Das Magazin für Kunst, Kultur & LebensArt

PETRA KAMMANN, HERAUSGEBERIN · www.feuilletonfrankfurt.de · GEGRÜNDET 2007 VON ERHARD METZ

„Stille Post“ im Museum für Kommunikation Frankfurt

Herlinde Koelbls faszinierende Fotografien über das Hören und Verstehen – Intime Momente des Flüsterns und Lauschens

Von Hans-Bernd Heier

Der Ausstellungs-Flyer; © Museum für Kommunikation Frankfurt

Der Klassiker „Stille Post“ weckt bei vielen Erinnerungen an die eigene Kindheit: Stille Post, auch „Flüsterpost“ genannt, ist ein bekanntes Kinderspiel, aber auch ein beliebter Party-Gag, der stets für heitere Stimmung sorgt. Die Regeln sind einfach: Eine erdachte Nachricht oder oft nur ein kompliziertes Wort wird von einem Mitspieler an den nächsten flüsternd weitergegeben und der letzte spricht laut aus, was er verstanden hat. Der häufige Effekt dabei: Die ursprüngliche Nachricht wird zunehmend verfälscht, Worte und Botschaften verwandeln sich, die Sprache driftet bisweilen ins Unsinnige ab. Je größer die Abweichung von dem Ursprungswort bzw. der Ausgangsnachricht ist, desto größer das Staunen und der Lacherfolg bei den Beteiligten.

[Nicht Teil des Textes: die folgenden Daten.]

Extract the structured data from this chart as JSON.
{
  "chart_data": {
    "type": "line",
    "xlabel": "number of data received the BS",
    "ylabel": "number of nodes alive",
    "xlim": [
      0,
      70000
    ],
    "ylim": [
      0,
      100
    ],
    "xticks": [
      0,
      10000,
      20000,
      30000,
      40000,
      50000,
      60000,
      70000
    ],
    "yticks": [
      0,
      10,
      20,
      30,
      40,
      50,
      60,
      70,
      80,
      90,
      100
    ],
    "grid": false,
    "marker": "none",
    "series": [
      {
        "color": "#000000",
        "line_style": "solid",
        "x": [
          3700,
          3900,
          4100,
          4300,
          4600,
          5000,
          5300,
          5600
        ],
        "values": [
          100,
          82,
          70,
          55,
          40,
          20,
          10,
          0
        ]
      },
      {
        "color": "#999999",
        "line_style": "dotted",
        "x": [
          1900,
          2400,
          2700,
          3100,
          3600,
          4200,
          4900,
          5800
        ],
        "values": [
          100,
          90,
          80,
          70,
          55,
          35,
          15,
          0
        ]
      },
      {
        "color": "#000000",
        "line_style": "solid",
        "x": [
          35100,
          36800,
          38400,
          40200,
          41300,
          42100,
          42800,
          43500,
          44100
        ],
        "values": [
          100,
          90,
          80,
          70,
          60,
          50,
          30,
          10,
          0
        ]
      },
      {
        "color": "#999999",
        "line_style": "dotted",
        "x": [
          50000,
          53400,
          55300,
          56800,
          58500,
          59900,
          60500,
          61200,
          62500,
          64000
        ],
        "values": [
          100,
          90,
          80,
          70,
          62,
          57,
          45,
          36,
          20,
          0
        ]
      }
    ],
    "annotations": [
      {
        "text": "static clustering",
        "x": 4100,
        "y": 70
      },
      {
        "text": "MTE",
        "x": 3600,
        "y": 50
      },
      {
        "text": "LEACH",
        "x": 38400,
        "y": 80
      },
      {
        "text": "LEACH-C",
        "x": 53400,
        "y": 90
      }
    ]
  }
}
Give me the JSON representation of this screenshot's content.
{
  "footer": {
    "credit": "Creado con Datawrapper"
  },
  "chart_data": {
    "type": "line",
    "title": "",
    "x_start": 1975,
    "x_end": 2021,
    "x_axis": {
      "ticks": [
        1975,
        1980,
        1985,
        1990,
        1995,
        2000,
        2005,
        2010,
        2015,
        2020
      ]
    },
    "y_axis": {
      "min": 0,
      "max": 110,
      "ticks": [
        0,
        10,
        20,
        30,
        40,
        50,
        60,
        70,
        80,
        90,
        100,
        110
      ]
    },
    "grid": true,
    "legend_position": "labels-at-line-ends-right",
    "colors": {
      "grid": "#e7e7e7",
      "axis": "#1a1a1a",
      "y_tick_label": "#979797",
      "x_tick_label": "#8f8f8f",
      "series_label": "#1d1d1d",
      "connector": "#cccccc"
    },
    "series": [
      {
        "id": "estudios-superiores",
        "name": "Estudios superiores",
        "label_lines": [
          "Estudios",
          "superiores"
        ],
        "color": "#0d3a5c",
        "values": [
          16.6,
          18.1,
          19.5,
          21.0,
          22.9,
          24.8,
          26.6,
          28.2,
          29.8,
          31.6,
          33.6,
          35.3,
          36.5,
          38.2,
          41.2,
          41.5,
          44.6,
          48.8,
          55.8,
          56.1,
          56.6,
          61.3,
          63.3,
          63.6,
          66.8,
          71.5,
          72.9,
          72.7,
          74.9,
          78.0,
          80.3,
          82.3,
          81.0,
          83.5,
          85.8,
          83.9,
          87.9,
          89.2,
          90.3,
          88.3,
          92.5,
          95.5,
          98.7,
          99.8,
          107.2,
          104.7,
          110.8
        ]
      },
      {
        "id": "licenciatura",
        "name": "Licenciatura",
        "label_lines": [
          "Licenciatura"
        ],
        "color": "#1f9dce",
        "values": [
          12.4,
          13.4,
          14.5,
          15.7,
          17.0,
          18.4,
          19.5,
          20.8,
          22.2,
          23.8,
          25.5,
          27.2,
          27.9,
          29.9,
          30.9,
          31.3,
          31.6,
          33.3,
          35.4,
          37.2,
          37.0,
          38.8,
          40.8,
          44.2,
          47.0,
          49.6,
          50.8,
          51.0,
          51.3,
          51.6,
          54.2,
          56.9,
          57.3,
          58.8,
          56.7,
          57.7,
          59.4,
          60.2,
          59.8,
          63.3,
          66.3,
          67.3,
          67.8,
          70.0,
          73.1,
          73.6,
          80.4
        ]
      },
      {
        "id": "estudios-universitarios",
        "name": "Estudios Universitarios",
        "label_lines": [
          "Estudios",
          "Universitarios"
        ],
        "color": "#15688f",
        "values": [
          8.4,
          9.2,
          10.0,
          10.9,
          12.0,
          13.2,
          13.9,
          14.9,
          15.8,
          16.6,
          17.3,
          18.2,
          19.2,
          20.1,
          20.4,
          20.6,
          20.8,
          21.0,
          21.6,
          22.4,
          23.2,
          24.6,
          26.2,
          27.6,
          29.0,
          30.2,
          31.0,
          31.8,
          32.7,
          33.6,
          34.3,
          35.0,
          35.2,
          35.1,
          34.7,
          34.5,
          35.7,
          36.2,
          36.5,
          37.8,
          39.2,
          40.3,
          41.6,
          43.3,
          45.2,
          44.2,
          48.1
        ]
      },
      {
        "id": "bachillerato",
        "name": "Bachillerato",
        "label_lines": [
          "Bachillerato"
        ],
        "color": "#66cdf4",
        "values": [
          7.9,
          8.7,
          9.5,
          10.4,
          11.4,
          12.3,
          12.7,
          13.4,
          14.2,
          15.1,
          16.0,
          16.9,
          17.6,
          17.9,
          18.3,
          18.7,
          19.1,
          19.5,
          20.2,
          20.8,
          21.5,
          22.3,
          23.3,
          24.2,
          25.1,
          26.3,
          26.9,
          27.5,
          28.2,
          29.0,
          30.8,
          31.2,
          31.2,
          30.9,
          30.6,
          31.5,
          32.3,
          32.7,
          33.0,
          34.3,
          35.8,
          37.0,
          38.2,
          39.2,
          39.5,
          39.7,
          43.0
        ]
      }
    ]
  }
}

Dieses amüsante Spiel verdeutlicht, wie Kommunikation funktioniert und vermittelt zugleich, wie Missverständnisse und Gerüchte, aber auch wie Verständnis und Nähe entstehen. Nach dem Prinzip „Hören, Verstehen, Weitersagen“ erfolgt die Kommunikation weltweit – ob zwischen Alt oder Jung, Schwarz oder Weiß, Mann oder Frau. Mit ihrem Fotoprojekt „Stille Post“ im Museum für Kommunikation Frankfurt wirft Herlinde Koelbl einen speziellen Blick auf das Konzept dieses Kommunikationsspiels. Sie hat die intimen Momente des Flüsterns und Lauschens mit ihrer Kamera festgehalten, aber dabei diesen Prozess von seiner verbalen Komponente gelöst und auf eine rein nonverbale Ebene, auf eine „Seh-Ebene“, gehoben. Ihre 25 großformatigen Schwarz-Weiß-Fotografien sind bis zum 2. April 2018 in der Forumsausstellung zu bewundern.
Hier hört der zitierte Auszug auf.